Are you wondering, “Why do I wake so early?”

Unfortunately, it’s all too common to struggle to stay asleep or get back to sleep early in the morning, after waking up long before your alarm clock goes off.

So many people have an easy time falling asleep at night, but early in the morning, they are incredibly sensitive to any sound or sensation—or may be even be woken up by nothing at all.

In this post, we’re going to answer the question, “Why do I wake so early?” and look at all of the most common causes behind early-morning sleeplessness.

Best of all, we’ll offer some helpful advice on how to improve your sleep quality in the morning!

Why Do I Wake So Early? 5 Causes Behind Early-Morning Sleeplessness

There are a number of causes most likely to be responsible for your waking up early in the morning:

Light and Noise – If you live in a particularly loud area of town, you may find that not even your windows and doors can filter out all the outside noise. The sounds of passing vehicles, trains, buses, trucks, airplanes, or even voices outside your house can wake you up. Or, it may be excessive light from inside your bedroom or coming in through your windows that could wake you in the night.

The problem is, that many people can’t get back to sleep once they’re awoken early in the morning. For those with sensitive early-morning sleep, even just one light or sound is all it takes to wake you up and keep you awake.

Changing Sleep Rhythms – Did you know that your circadian rhythms change as you age? That’s right: over the passage of years, you’ll find that you often sleep less and/or wake up earlier. Sometimes, the changes to your sleep habits will be the result of hormonal changes (particularly for women going through menopause), or changes to your bladder or prostate (for men) may increase your need to urinate early in the morning, which will interrupt your sleep.

Insomnia – Insomnia is definitely one of the major reasons why you’re waking up so much earlier every morning. A lot of people see insomnia as just an inability to fall asleep at night, but the truth is that it’s also characterized as “an inability to stay asleep”. For some people, it will manifest as nighttime restlessness that makes it hard to fall asleep. For others, it will manifest as frequent sleep disturbances throughout the night that cause you to wake up frequently. For others still, it’ll be waking up early, and you’ll have no chance of getting back to sleep, no matter how tired you are.

Insomnia may be acute (lasting days or weeks) and caused by certain circumstances or emotional problems (like anxiety or depression), or it could turn chronic and last for years at a time. It can be caused by medical conditions (such as sleep apnea, thyroid conditions, asthma, neurological illness, or GI issues) as well as stress, anxiety, medications, jet lag, substance abuse, or even as a result of shift work.

Anxiety and Depression – Both anxiety and depression are major causes of sleep loss, both late at night and early in the morning. Anxiety disorders can elevate your body’s production of stress hormones and stop your body and mind from “shutting down” (relaxing) to go to sleep. It can even interfere with the production of the critical sleep hormones that regulate your circadian rhythms and help you drift off to sleep.

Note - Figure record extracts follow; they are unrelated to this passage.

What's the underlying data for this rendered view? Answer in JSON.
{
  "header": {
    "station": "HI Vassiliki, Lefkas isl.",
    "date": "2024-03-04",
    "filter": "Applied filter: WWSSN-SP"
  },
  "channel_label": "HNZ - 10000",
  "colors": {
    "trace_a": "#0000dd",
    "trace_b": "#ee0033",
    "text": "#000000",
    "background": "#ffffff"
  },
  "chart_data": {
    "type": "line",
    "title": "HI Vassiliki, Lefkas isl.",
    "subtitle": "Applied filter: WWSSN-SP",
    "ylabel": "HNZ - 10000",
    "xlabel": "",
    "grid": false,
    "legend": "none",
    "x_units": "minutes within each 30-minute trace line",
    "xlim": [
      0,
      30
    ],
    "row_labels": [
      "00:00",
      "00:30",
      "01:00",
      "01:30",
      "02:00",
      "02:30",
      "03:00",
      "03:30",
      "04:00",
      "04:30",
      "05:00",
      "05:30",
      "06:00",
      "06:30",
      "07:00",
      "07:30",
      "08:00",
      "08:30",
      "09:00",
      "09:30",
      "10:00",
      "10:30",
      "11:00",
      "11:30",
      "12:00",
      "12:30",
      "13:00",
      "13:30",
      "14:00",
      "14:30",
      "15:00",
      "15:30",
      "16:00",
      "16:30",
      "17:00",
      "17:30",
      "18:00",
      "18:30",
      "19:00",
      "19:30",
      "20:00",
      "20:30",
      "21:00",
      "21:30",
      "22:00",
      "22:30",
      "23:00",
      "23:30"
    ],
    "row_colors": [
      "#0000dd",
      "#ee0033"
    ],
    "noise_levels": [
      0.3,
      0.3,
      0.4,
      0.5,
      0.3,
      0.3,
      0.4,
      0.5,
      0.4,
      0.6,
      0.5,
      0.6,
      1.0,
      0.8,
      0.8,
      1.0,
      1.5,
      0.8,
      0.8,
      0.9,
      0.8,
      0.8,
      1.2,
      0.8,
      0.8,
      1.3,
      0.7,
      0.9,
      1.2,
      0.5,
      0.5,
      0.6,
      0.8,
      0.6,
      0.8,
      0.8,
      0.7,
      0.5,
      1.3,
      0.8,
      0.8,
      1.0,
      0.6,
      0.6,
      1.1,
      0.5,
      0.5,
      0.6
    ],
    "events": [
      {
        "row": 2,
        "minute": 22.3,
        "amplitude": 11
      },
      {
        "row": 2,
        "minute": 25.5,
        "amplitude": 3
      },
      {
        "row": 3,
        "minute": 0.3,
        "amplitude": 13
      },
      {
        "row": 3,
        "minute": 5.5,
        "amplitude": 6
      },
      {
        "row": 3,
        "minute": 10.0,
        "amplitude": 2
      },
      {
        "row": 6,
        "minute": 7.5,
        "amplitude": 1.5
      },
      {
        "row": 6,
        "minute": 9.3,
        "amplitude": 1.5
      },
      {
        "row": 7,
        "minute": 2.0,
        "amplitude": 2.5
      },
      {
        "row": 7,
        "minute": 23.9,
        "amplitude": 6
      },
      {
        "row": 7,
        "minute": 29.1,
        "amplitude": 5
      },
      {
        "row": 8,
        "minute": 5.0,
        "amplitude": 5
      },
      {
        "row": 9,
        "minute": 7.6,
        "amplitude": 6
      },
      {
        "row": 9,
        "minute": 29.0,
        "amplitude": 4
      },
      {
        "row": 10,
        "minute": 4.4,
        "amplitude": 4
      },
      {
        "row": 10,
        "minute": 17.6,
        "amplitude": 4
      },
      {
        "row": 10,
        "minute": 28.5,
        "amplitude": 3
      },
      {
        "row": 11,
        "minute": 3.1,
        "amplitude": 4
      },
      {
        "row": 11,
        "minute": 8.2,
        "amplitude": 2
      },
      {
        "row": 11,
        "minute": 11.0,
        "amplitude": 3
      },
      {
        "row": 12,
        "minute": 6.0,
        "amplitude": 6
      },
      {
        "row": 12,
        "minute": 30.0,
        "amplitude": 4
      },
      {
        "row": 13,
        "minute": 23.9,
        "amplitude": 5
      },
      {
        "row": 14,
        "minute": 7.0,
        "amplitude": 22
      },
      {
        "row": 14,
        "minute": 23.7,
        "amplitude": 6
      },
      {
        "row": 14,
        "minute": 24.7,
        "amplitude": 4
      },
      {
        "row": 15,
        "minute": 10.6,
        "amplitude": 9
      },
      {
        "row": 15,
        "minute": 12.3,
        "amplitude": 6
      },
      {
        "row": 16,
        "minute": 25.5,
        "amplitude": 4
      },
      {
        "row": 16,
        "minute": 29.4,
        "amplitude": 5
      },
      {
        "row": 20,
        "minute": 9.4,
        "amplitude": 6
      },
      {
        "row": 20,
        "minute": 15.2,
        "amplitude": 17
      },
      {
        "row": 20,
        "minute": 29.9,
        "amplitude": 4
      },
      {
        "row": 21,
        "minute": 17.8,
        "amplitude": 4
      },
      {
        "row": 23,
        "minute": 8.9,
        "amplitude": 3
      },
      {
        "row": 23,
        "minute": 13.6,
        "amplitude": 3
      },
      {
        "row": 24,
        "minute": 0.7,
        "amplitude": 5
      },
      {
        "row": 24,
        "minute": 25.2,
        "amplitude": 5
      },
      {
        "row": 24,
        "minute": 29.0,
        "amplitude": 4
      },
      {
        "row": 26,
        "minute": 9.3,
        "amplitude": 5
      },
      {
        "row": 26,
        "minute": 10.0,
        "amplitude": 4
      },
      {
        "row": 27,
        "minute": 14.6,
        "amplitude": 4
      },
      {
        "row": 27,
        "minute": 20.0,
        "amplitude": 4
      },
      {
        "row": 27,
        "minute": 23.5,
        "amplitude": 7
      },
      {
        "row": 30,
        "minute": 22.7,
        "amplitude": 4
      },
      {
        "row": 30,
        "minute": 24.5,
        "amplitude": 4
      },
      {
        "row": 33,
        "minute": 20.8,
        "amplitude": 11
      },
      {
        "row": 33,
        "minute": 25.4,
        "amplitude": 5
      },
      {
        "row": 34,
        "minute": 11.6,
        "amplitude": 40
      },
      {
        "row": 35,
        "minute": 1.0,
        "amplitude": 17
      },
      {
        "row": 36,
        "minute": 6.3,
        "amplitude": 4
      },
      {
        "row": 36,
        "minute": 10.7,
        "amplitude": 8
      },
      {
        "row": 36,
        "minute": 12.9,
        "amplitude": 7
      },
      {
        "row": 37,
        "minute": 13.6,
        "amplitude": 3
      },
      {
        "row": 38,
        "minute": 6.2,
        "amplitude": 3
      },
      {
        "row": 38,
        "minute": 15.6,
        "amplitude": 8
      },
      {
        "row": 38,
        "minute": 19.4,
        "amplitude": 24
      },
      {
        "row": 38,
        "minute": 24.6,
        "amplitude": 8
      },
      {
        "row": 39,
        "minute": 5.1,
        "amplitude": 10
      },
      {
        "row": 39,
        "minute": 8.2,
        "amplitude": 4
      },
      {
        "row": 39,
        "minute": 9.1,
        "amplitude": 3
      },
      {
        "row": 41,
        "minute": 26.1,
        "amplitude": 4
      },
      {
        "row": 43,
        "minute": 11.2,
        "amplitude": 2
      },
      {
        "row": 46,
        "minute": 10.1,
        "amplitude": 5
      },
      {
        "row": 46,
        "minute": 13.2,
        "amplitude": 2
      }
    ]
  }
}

Anxiety disorders and depression can both interfere with your sleep in unpredictable ways. Work-related issues, family problems, divorce, job loss, the death of a friend or family member, or marital problems can all contribute to higher instances of sleeplessness and sleep problems.

Pregnancy – Pregnant mothers will typically find that their sleep patterns are disrupted as a result of the fluctuation in their hormone levels. It’s most common to experience sleep problems during the first and third trimesters, due to problems like heartburn, cramping, discomfort, edema (swelling) in the legs, morning sickness, hip and back pains, the urge to urinate, breast tenderness, and even vivid dreams.

Why Do I Wake So Early? 5 Solutions For Sleeping Better in the Morning

Here are our top five tips for combatting early-morning sleeplessness:

  1. Exercise regularly. Exercise tires out your body and helps your mind to shut down. It also regulates hormones and prevents excessive stress. Try to do at least 30 minutes of exercise per day to improve your sleep rhythms.

  2. Block out light and sound.  Even the slightest noise or glimmer of light can wake you up if you’re very sensitive first thing in the morning. Use blackout curtains and window soundproofing to block out exterior noise, and keep your bedroom as quiet and dark as possible.

  3. Relax more at night. Take a bath, do Yoga, listen to soothing music, or meditate—anything to relax your body and calm your mind. These activities can help to combat anxiety, stress, and even depression.

  4. Be wary of food and drink at night. Avoid any heavy foods that could cause indigestion, heartburn, or other intestinal problems. Limit your fluid intake so that you don’t have to regularly get up and pee throughout the night.

  5. Try PureSleep. PureSleep is a game-changing sleep-inducing supplement that combines the best natural remedies—like magnolia bark extract, melatonin, Valerian root, and Ashwagandha—into one highly effective capsule that you can take every night before bed. Not only will you fall asleep more easily, but you’ll sleep more deeply all night long and be less prone to sleep disturbances or waking up early.

Give these tips a try, and you’ll never again have to ask “Why do I wake so early?”